Александр Панченко - О русской истории и культуре
Вспомним московский триумф по случаю окончания Северной войны, который наблюдал Ф. — В. Берхгольц [Берхгольц, 47–52]. В составе процессии на больших санях, на подобии трона ехал князь–папа в длинной красной бархатной мантии, подбитой горностаем. «В ногах у него, верхом на бочке, сидел Бахус, держа в правой руке большой бокал, а и левой посудину с вином». Дальше ехали кардиналы из свиты князя–папы, за ними — «так называемый беспокойный монастырь, принадлежащий на маскераде собственно к обществу императора. Сани его — громадная машина — были устроены особенным образом, а именно со скамьями, которые сначала, спереди, шли ровно, потом поднимались все выше и выше, в виде амфитеатра, так что сидевшие вверху были ногами наравне с головами сидевших внизу. Позади этой машины, изображавшей нечто вроде головы дракона, стояло несколько смешных масок». Участники процессии были маскированы арлекинами, Скарамушами, драконами и т. д. «Трудно рассказать, — удивляется Ф. — В. Берхгольц, — как необыкновенно странно и смешно было это все». Наблюдателю–голштинцу были чужды русские проблемы, и он не мог понять смысла «странного и смешного» зрелища.

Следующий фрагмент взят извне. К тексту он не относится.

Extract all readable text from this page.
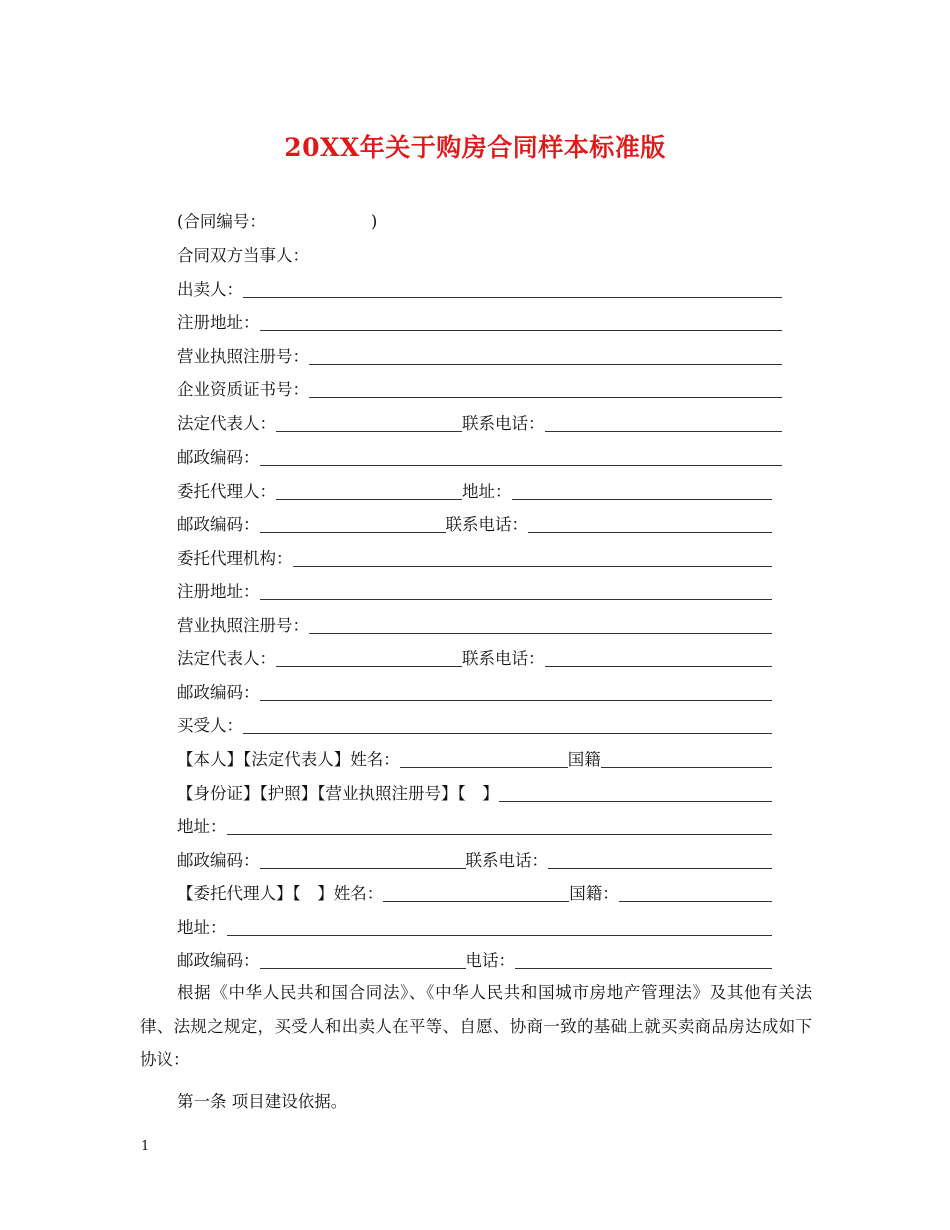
20XX年关于购房合同样本标准版
(合同编号：                    )
合同双方当事人：
出卖人：
注册地址：
营业执照注册号：
企业资质证书号：
法定代表人：	联系电话：
邮政编码：
委托代理人：	地址：
邮政编码：	联系电话：
委托代理机构：
注册地址：
营业执照注册号：
法定代表人：	联系电话：
邮政编码：
买受人：
【本人】【法定代表人】姓名：	国籍
【身份证】【护照】【营业执照注册号】【　】
地址：
邮政编码：	联系电话：
【委托代理人】【　】姓名：	国籍：
地址：
邮政编码：	电话：
根据《中华人民共和国合同法》、《中华人民共和国城市房地产管理法》及其他有关法律、法规之规定，买受人和出卖人在平等、自愿、协商一致的基础上就买卖商品房达成如下协议：
第一条 项目建设依据。
1
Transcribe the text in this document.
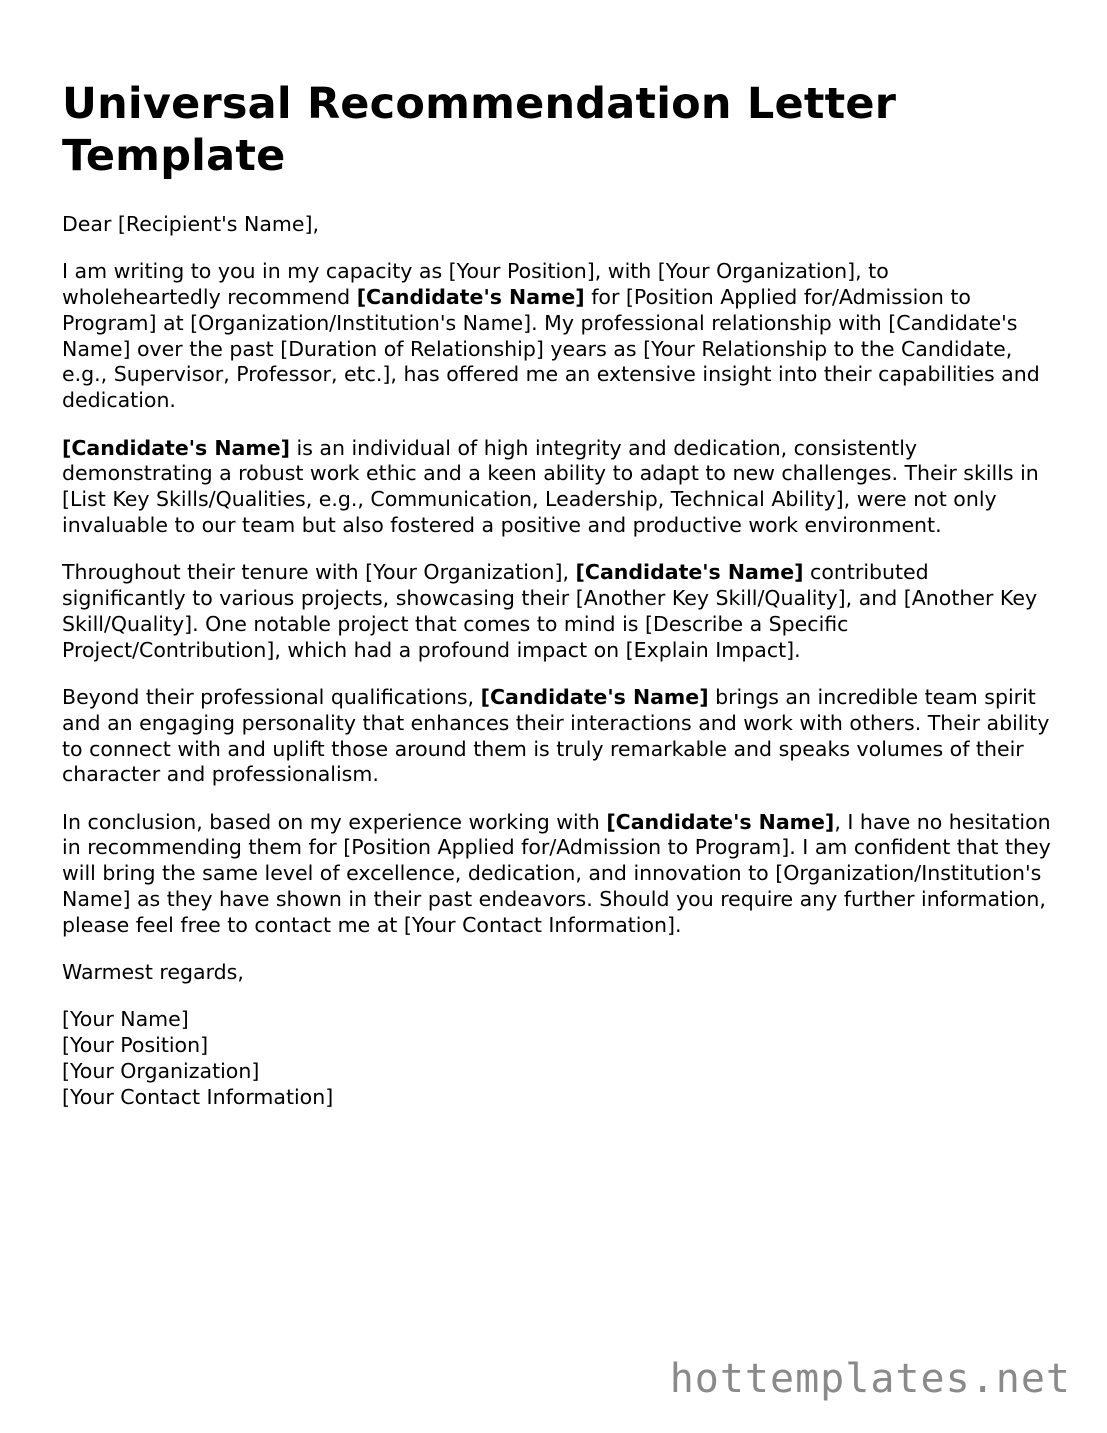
Universal Recommendation Letter Template

Dear [Recipient's Name],

I am writing to you in my capacity as [Your Position], with [Your Organization], to wholeheartedly recommend [Candidate's Name] for [Position Applied for/Admission to Program] at [Organization/Institution's Name]. My professional relationship with [Candidate's Name] over the past [Duration of Relationship] years as [Your Relationship to the Candidate, e.g., Supervisor, Professor, etc.], has offered me an extensive insight into their capabilities and dedication.

[Candidate's Name] is an individual of high integrity and dedication, consistently demonstrating a robust work ethic and a keen ability to adapt to new challenges. Their skills in [List Key Skills/Qualities, e.g., Communication, Leadership, Technical Ability], were not only invaluable to our team but also fostered a positive and productive work environment.

Throughout their tenure with [Your Organization], [Candidate's Name] contributed significantly to various projects, showcasing their [Another Key Skill/Quality], and [Another Key Skill/Quality]. One notable project that comes to mind is [Describe a Specific Project/Contribution], which had a profound impact on [Explain Impact].

Beyond their professional qualifications, [Candidate's Name] brings an incredible team spirit and an engaging personality that enhances their interactions and work with others. Their ability to connect with and uplift those around them is truly remarkable and speaks volumes of their character and professionalism.

In conclusion, based on my experience working with [Candidate's Name], I have no hesitation in recommending them for [Position Applied for/Admission to Program]. I am confident that they will bring the same level of excellence, dedication, and innovation to [Organization/Institution's Name] as they have shown in their past endeavors. Should you require any further information, please feel free to contact me at [Your Contact Information].

Warmest regards,

[Your Name]
[Your Position]
[Your Organization]
[Your Contact Information]
hottemplates.net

В барочной культуре «все предметы… обязательно соотносились друг с другом… Все они не были самостоятельны и независимы. Каждый из них существовал, опираясь на другой, повторяя его в своем строении или функции, отражая его в себе. Эта способность предметов к отражению приводила к тому, что какие–то из них могли выступать как копии, повторения» [Софронова, 1982, 80]. Барочный мимесис воплощался в мотивах зеркала и тени — в мотивах, обнаруживающих тенденцию к слиянию в теме Нарцисса, который не в силах оторвать взгляд от своей тени–отражения [см. Софронова, 1982, 83–85]. Жизнь многократно и причудливо копирует каждый «архитипос», каждый предмет и каждое явление. Именно копии, «вицефигуры», выявляют смысл оригиналов. Поэтому человек барокко мыслит аналогиями и концептами, «составляя пропорции между вещами, которые сходны между собой» [Sarbiewski, 401].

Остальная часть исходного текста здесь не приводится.